There is a change in chemistry today, for the arrow is now well on its way to being understood. (See "Reaction Dynamics in Organic Chemistry," March–April 1997.) We have femtosecond spectroscopies that allow us to freeze the arrow's motion in neo-Zeno ways, as in the remarkable work of Ahmed Zewail of Caltech. The pictures we obtain of molecular motion, albeit indirect, are truly as startling, and as decisive of argument, as the photographs that Eadweard Muybridge obtained of galloping horses in the late 19th century (a point made to me by my Stanford colleague John Brauman).

And, in the true test of understanding, we can bend the arrow, direct the reaction elsewhere. Why should we wish to do so? Because we desire that which is not easily given unto us. Or we may profit from this capability. But mainly we wish to gain confidence in our understanding of how transformation takes place by affecting the transformation, by ringing the changes on change itself. In the first installment of Marginalia on the new kinetic art, I tell here two contemporary stories of reaction dynamics.

Chemistry with a Hammer

Methane, CH4, "wants" to fall apart or dissociate on a nickel surface to produce CH3 and H strongly bound (chemisorbed) to that surface—the process is thermodynamically downhill. But bleed a little CH4 into the vacuum above a clean nickel surface and nothing happens. Oh, the methane settles down on the surface (physisorption) but refuses to decompose. We say there is a barrier to dissociative chemisorption. Breaking up is hard to do; that we know. But breaking up methane is crucial; if one wants to make complex molecules from abundant natural gas, one better begin by disrupting at least one C–H bond in ever-so-stable methane.

Tom Dunne; Image adapted from a drawing by Sylvia Ceyer, MIT.

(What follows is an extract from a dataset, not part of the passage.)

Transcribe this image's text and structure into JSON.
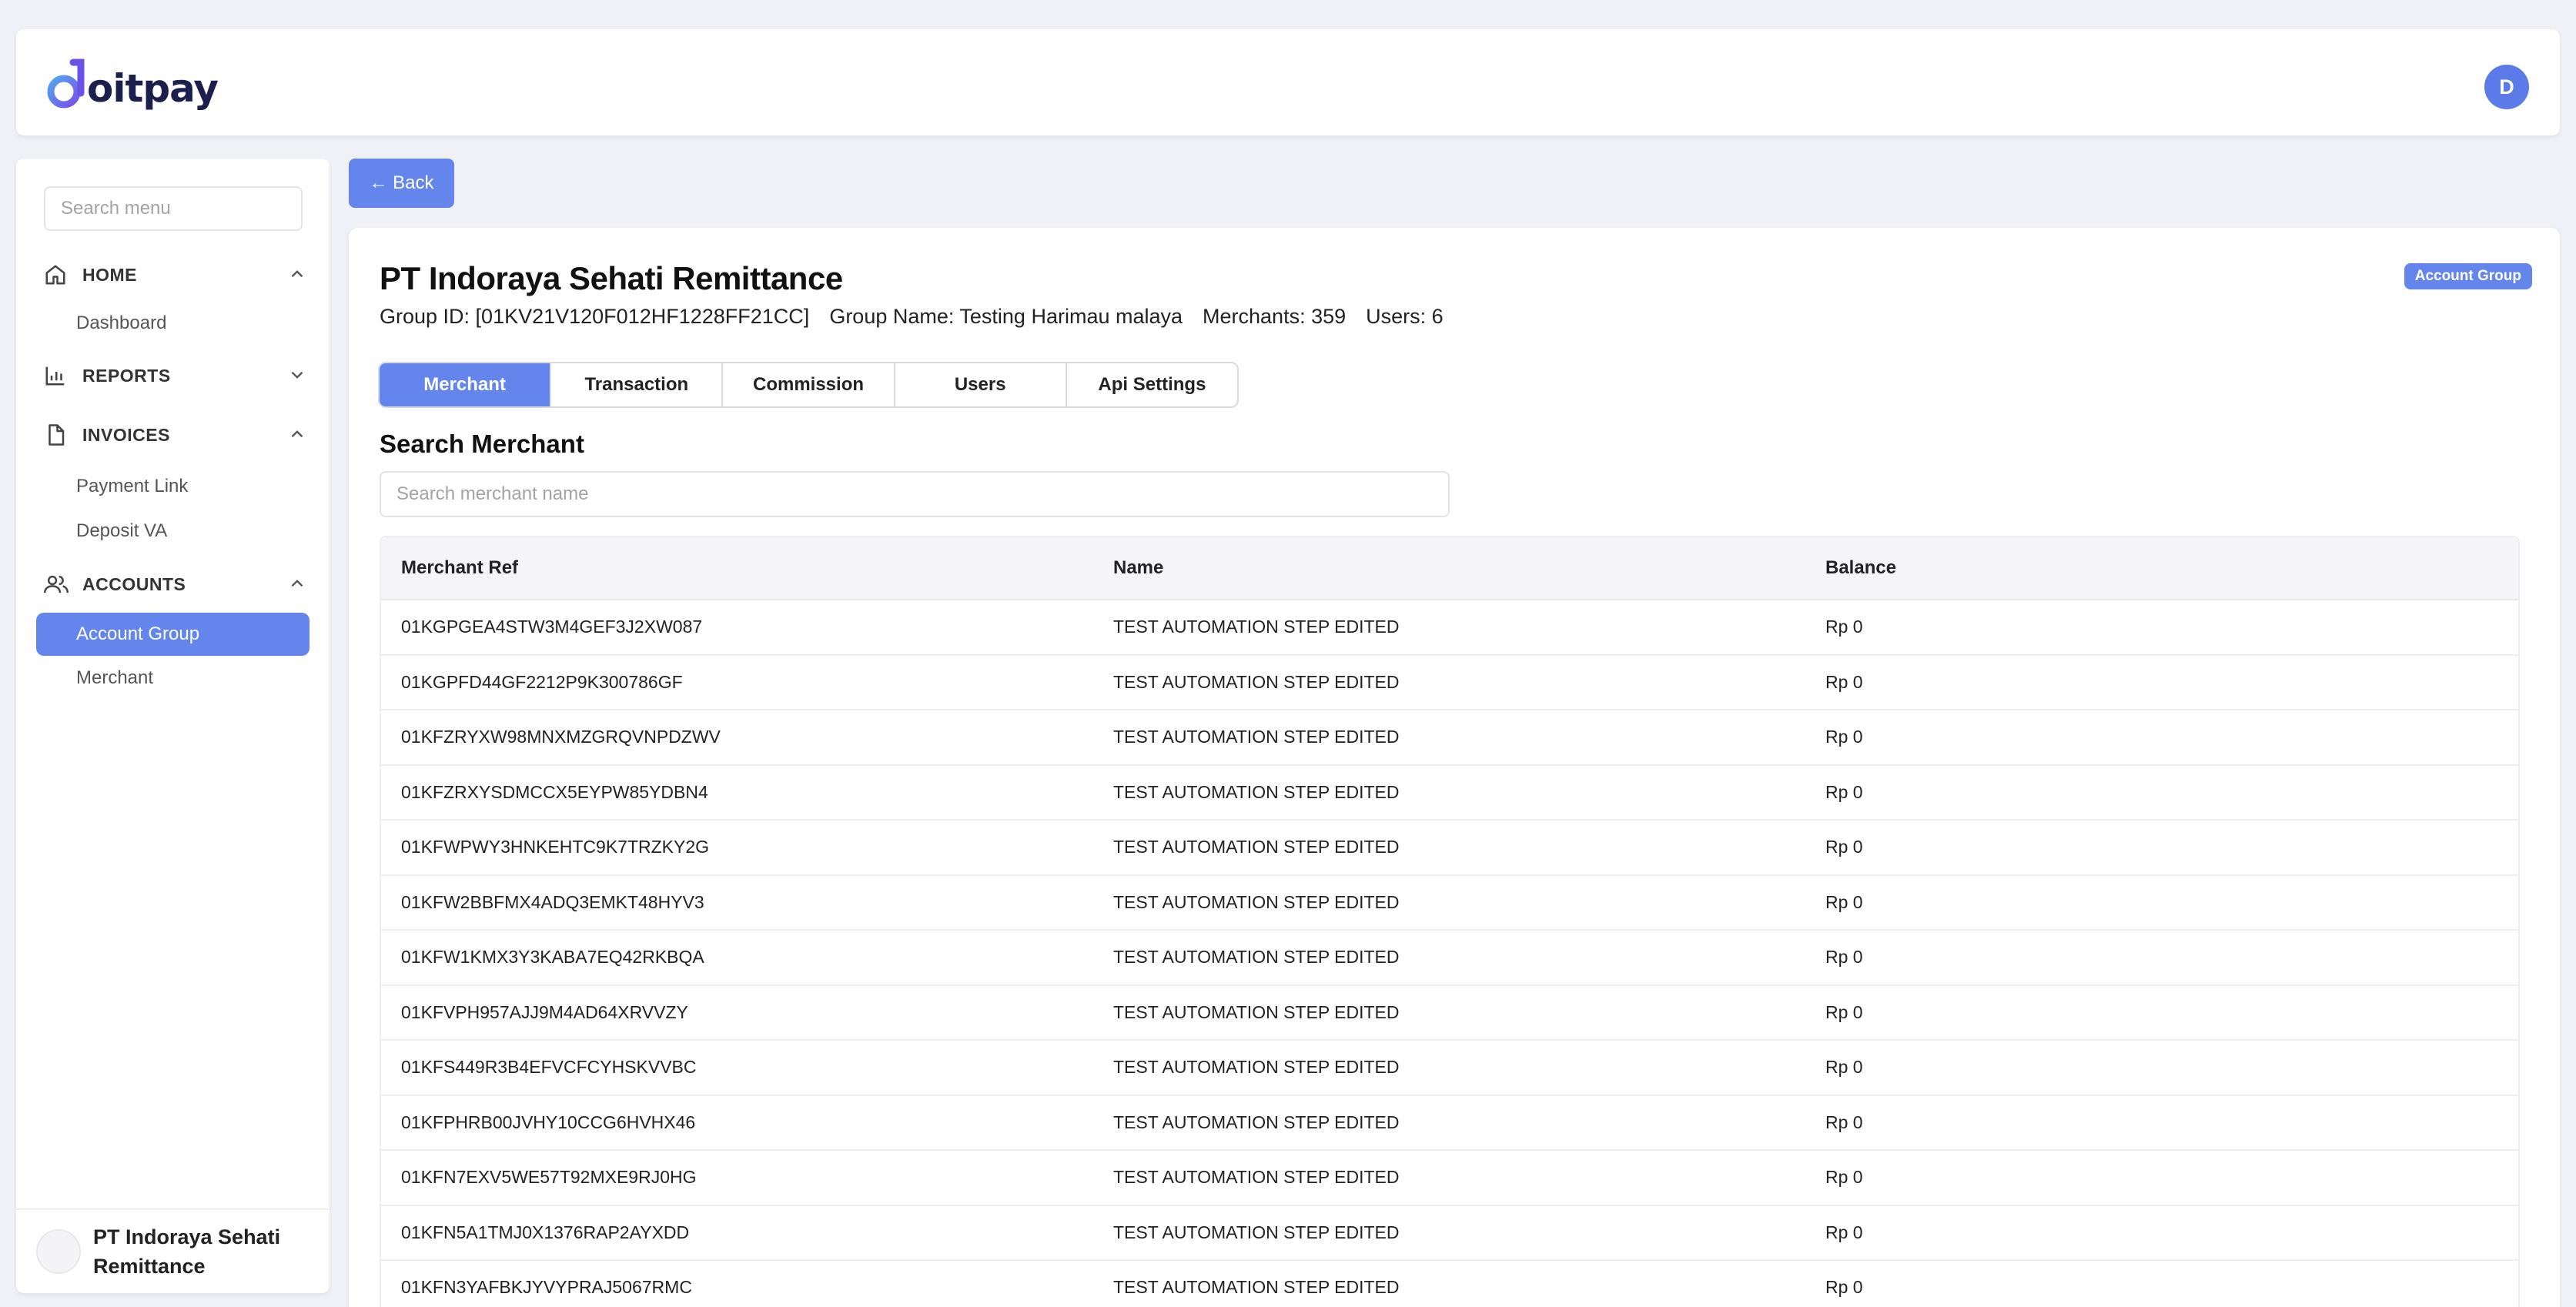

The nature and size of that barrier was studied independently by three groups (Gert Ehrlich at the University of Illinois, Robert J. Madix at Stanford and Sylvia T. Ceyer at MIT). They seeded CH4 in a helium beam in a way such that the speed of the CH4 could be controlled. When that beam of CH4 molecules impinged on the surface, nothing happened until the kinetic energy of the methane exceeded a threshold value (about 60 kilojoules per mole), at which point the CH4 fell apart, generating the products CH3 and H, both of which were chemisorbed on the surface.

Sylvia Ceyer and her coworkers then went on to do a beautifully simple experiment. They laid down a layer of gently physisorbed (and thus essentially unperturbed) methane on that surface. Then they trained a beam of argon atoms (the hammer!) of controlled energy on the unsuspecting quiescent methane. When the argon atoms provided somewhat more collisional oomph than the moving methane molecules had in the absence of the noble gas, chemistry took place.

The Quantum World

Though mysteries remain aplenty in the falling apart of molecules at surfaces, the beautiful story I just told was pretty classical. Sometimes the dynamics of chemical reactions have truly nonclassical features, ones that derive from the quantum nature of molecules. For molecules are truly betwixt and between—part classical objects, sculpted in their multifarious richness as macroscopic structures are, part quantum objects with the seemingly arcane consequences of the quantum world.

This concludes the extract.